Ces cheveux bruns ébouriffés, ces yeux marron, cette allure un peu débraillée... Pas de doute, c'est lui que j'ai embrassé au Senator Jones pour le Nouvel An. Mesdames et messieurs, vous ne rêvez pas : j'ai face à moi Andrew Garfield.
– Je dois dire que tu n'es pas très reconnaissante, raille-t-il. Je te dis que je te crois, et toi tu mets en doute ma parole ?

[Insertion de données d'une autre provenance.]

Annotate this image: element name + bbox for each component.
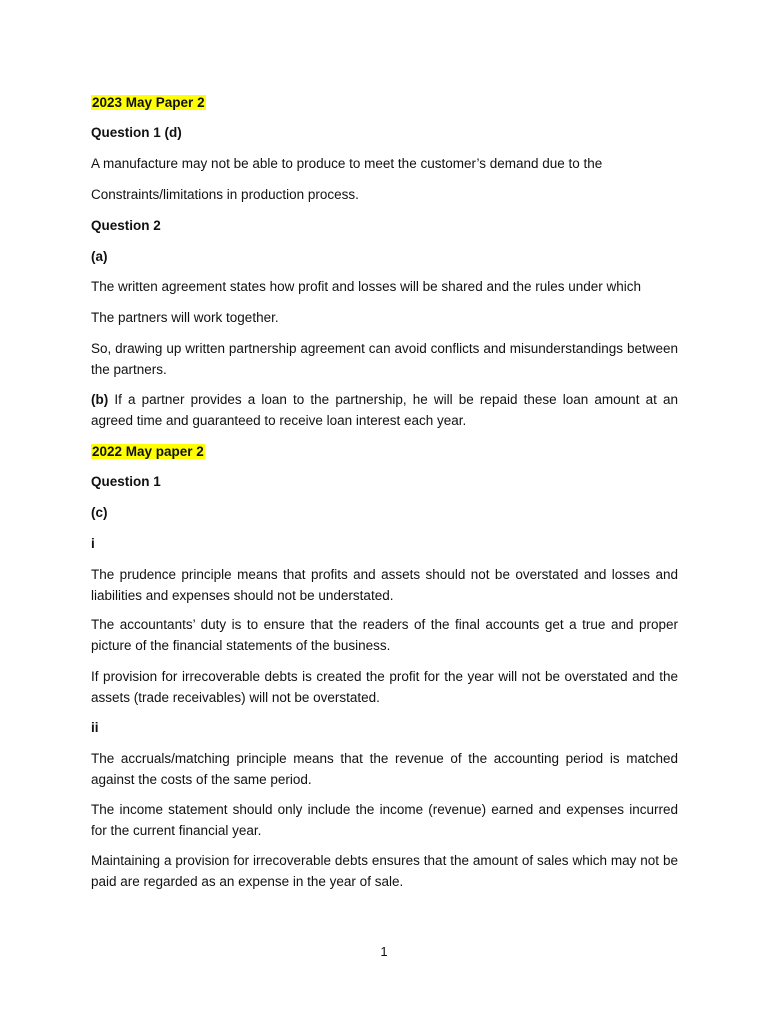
accountants-duty-paragraph: The accountants’ duty is to ensure that the readers of the final accounts get a true and proper picture of the financial statements of the business.	[91, 617, 678, 653]
q2a-label: (a)	[91, 249, 108, 264]
q1d-line-1: A manufacture may not be able to produce to meet the customer’s demand due to the	[91, 156, 603, 171]
q2a-paragraph: So, drawing up written partnership agreement can avoid conflicts and misunderstandings between the partners.	[91, 341, 678, 377]
income-statement-paragraph: The income statement should only include the income (revenue) earned and expenses incurred for the current financial year.	[91, 802, 678, 838]
q2b-label: (b)	[91, 392, 109, 407]
q1c-label: (c)	[91, 505, 108, 520]
highlighted-heading: 2022 May paper 2	[92, 444, 204, 459]
section-heading-2023	[91, 92, 678, 113]
q2b-paragraph	[91, 389, 678, 431]
prudence-paragraph: The prudence principle means that profits and assets should not be overstated and losses and liabilities and expenses should not be understated.	[91, 567, 678, 603]
accruals-paragraph: The accruals/matching principle means that the revenue of the accounting period is matched against the costs of the same period.	[91, 751, 678, 787]
q2a-line-2: The partners will work together.	[91, 310, 279, 325]
section-heading-2022	[91, 441, 678, 462]
question-1d-label: Question 1 (d)	[91, 125, 182, 140]
part-i-label: i	[91, 536, 95, 551]
question-1-label: Question 1	[91, 474, 161, 489]
provision-accruals-paragraph: Maintaining a provision for irrecoverable debts ensures that the amount of sales which may not be paid are regarded as an expense in the year of sale.	[91, 853, 678, 889]
question-2-label: Question 2	[91, 218, 161, 233]
q1d-line-2: Constraints/limitations in production process.	[91, 187, 359, 202]
highlighted-heading: 2023 May Paper 2	[92, 95, 205, 110]
provision-prudence-paragraph: If provision for irrecoverable debts is created the profit for the year will not be overstated and the assets (trade receivables) will not be overstated.	[91, 669, 678, 705]
q2a-line-1: The written agreement states how profit and losses will be shared and the rules under which	[91, 279, 642, 294]
page-number: 1	[380, 944, 388, 959]
q2b-text: If a partner provides a loan to the partnership, he will be repaid these loan amount at an agreed time and guaranteed to receive loan interest each year.	[91, 392, 678, 428]
part-ii-label: ii	[91, 720, 99, 735]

Je sens le rouge me monter aux joues, chose qui ne m'arrive que très rarement, contrairement à Kris ou Lindsay.
– En même temps, je réplique, tu y aurais cru, toi, à ma place ?
Il hausse les épaules avec désinvolture, sans se départir de son rictus narquois.
– Probablement pas, c'est vrai, admet-il.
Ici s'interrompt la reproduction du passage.